Cloudflare has publicly accused artificial intelligence search startup Perplexity of deliberately sidestepping web restrictions designed to block its bots from accessing certain websites. According to a recent blog post by the internet infrastructure giant, Perplexity is allegedly disguising the identity of its web crawlers to bypass these controls, a move that has raised fresh concerns about the company’s web scraping practices.
Alleged evasion of website restrictions
Cloudflare, one of the largest internet infrastructure providers globally, claims it has received multiple complaints from website operators who discovered that Perplexity’s AI bots continued to access their content, despite being explicitly blocked. These blocks were implemented using the standard robots.txt file and Web Application Firewall (WAF) rules, which are common tools to control crawler access.

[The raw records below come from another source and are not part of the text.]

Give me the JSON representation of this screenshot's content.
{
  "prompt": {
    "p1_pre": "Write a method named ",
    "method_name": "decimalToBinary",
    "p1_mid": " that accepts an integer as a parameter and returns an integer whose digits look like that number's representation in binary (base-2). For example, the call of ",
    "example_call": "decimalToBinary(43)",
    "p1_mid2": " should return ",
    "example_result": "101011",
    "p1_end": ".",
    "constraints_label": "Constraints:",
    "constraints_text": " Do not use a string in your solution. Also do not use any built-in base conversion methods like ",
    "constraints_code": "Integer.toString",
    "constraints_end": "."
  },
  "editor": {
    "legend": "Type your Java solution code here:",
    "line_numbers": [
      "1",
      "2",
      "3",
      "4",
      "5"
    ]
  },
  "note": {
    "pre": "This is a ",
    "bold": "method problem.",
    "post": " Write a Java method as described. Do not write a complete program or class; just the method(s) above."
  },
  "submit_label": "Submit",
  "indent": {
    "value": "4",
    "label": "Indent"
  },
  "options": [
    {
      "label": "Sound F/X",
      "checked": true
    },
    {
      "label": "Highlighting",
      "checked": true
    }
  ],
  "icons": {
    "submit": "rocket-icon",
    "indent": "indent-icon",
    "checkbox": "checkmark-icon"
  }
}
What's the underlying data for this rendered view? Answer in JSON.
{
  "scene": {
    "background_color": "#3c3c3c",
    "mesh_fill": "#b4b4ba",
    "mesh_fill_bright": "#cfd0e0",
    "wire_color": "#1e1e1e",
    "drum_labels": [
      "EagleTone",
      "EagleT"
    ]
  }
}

In response to the complaints, Cloudflare conducted its tests by setting up websites with restrictions specifically targeting Perplexity’s bots. Initially, the startup’s crawlers identified themselves openly as “PerplexityBot” or “Perplexity-User.” However, when these identifiers were blocked, Cloudflare alleges that the bots began disguising themselves by changing their user agent to mimic Google Chrome running on macOS. According to Cloudflare, this tactic enabled the bots to masquerade as ordinary web users rather than automated crawlers.
Cloudflare also reports that Perplexity used a technique known as “IP rotation,” where the bots switch between different IP addresses not listed on the company’s official bot documentation. Furthermore, the bots are said to switch between different autonomous system networks (ASNs) — the numerical identifiers for networks controlled by an organisation — to avoid detection further. Cloudflare states that these actions were observed on tens of thousands of domains and involved millions of requests daily.

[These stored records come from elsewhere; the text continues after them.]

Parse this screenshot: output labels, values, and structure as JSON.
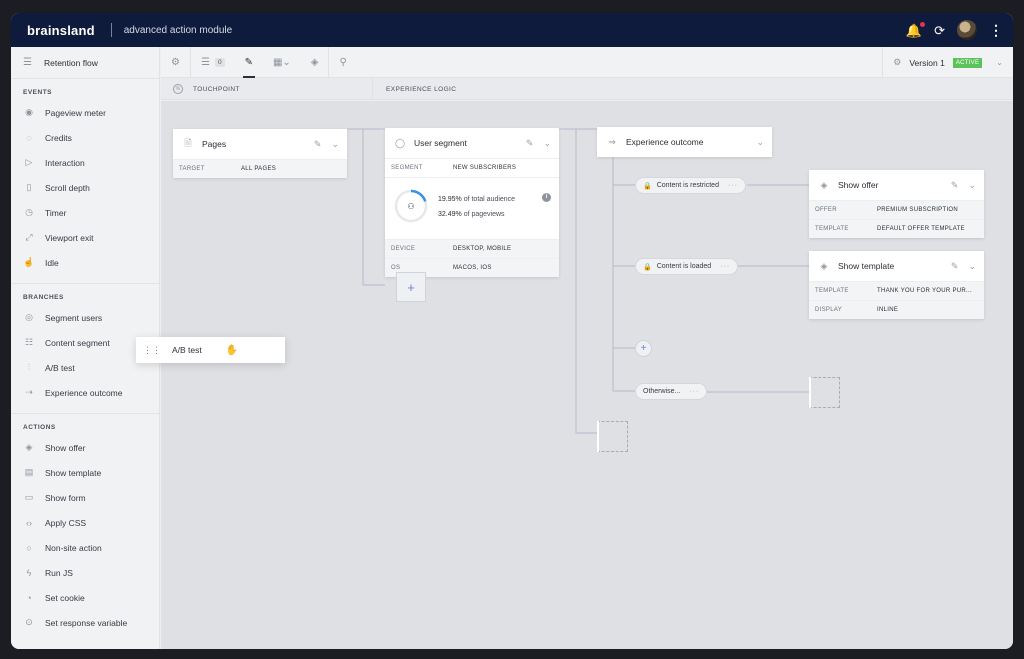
{
  "app": {
    "brand": "brainsland",
    "module": "advanced action module"
  },
  "topbar": {
    "icons": [
      "bell-icon",
      "history-icon",
      "avatar",
      "kebab-icon"
    ]
  },
  "sidebar": {
    "title": "Retention flow",
    "sections": {
      "events": "EVENTS",
      "branches": "BRANCHES",
      "actions": "ACTIONS"
    },
    "events": [
      {
        "label": "Pageview meter",
        "icon": "eye-icon"
      },
      {
        "label": "Credits",
        "icon": "credits-icon"
      },
      {
        "label": "Interaction",
        "icon": "pointer-icon"
      },
      {
        "label": "Scroll depth",
        "icon": "scroll-icon"
      },
      {
        "label": "Timer",
        "icon": "clock-icon"
      },
      {
        "label": "Viewport exit",
        "icon": "exit-icon"
      },
      {
        "label": "Idle",
        "icon": "idle-icon"
      }
    ],
    "branches": [
      {
        "label": "Segment users",
        "icon": "user-circle-icon"
      },
      {
        "label": "Content segment",
        "icon": "content-icon"
      },
      {
        "label": "A/B test",
        "icon": "ab-test-icon"
      },
      {
        "label": "Experience outcome",
        "icon": "outcome-icon"
      }
    ],
    "actions": [
      {
        "label": "Show offer",
        "icon": "layers-icon"
      },
      {
        "label": "Show template",
        "icon": "template-icon"
      },
      {
        "label": "Show form",
        "icon": "form-icon"
      },
      {
        "label": "Apply CSS",
        "icon": "code-icon"
      },
      {
        "label": "Non-site action",
        "icon": "circle-icon"
      },
      {
        "label": "Run JS",
        "icon": "bolt-icon"
      },
      {
        "label": "Set cookie",
        "icon": "cookie-icon"
      },
      {
        "label": "Set response variable",
        "icon": "variable-icon"
      }
    ]
  },
  "toolbar": {
    "badge": "0",
    "version": "Version 1",
    "status": "ACTIVE"
  },
  "columns": {
    "touchpoint": "TOUCHPOINT",
    "logic": "EXPERIENCE LOGIC"
  },
  "cards": {
    "pages": {
      "title": "Pages",
      "rows": [
        {
          "k": "TARGET",
          "v": "ALL PAGES"
        }
      ]
    },
    "segment": {
      "title": "User segment",
      "segment_k": "SEGMENT",
      "segment_v": "NEW SUBSCRIBERS",
      "audience_pct": "19.95%",
      "audience_text": "of total audience",
      "pageviews_pct": "32.49%",
      "pageviews_text": "of pageviews",
      "ring_fraction": 0.1995,
      "rows": [
        {
          "k": "DEVICE",
          "v": "DESKTOP, MOBILE"
        },
        {
          "k": "OS",
          "v": "MACOS, IOS"
        }
      ]
    },
    "outcome": {
      "title": "Experience outcome"
    },
    "offer": {
      "title": "Show offer",
      "rows": [
        {
          "k": "OFFER",
          "v": "PREMIUM SUBSCRIPTION"
        },
        {
          "k": "TEMPLATE",
          "v": "DEFAULT OFFER TEMPLATE"
        }
      ]
    },
    "template": {
      "title": "Show template",
      "rows": [
        {
          "k": "TEMPLATE",
          "v": "THANK YOU FOR YOUR PUR..."
        },
        {
          "k": "DISPLAY",
          "v": "INLINE"
        }
      ]
    }
  },
  "pills": {
    "restricted": "Content is restricted",
    "loaded": "Content is loaded",
    "otherwise": "Otherwise..."
  },
  "drag": {
    "label": "A/B test"
  },
  "colors": {
    "topbar": "#0f1b3d",
    "accent": "#6b7fd7",
    "active": "#5cc35c",
    "ring": "#3b8ee6"
  }
}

Background and previous controversy
This is not the first time Perplexity has been criticised for questionable crawling practices. In 2023, the company faced backlash for reportedly accessing content behind paywalls and ignoring websites’ robots.txt directives. At the time, Perplexity CEO Aravind Srinivas attributed the activity to third-party crawlers used by the platform rather than the company’s systems.
However, Cloudflare’s latest report implies that the company itself is now directly involved in evasive crawling behaviour. The blog post indicates that Perplexity’s bots are actively working around standard website protections in a systematic and large-scale manner.
In response to the findings, Cloudflare has removed Perplexity from its list of verified bots — a designation given to automated tools that comply with industry best practices. The company has also introduced new mechanisms to help website owners block what it calls Perplexity’s “stealth crawling” efforts.
Perplexity denies wrongdoing
Perplexity has denied the accusations. In a statement to The Verge, company spokesperson Jesse Dwyer dismissed Cloudflare’s findings as a “publicity stunt” and said, “There are a lot of misunderstandings in the blog post.” The startup has not yet issued a detailed technical rebuttal addressing Cloudflare’s specific claims.
Meanwhile, Cloudflare CEO Matthew Prince has expressed ongoing concerns about the broader implications of AI-driven web scraping. He recently described artificial intelligence as an “existential threat” to online publishers. Last month, Cloudflare began offering website owners the option to require AI companies to pay for access to their content and implemented default blocks on known AI crawlers.
As the debate continues, the incident highlights the growing tensions between content creators, infrastructure providers, and AI firms over how web content should be accessed and monetised in the age of machine learning.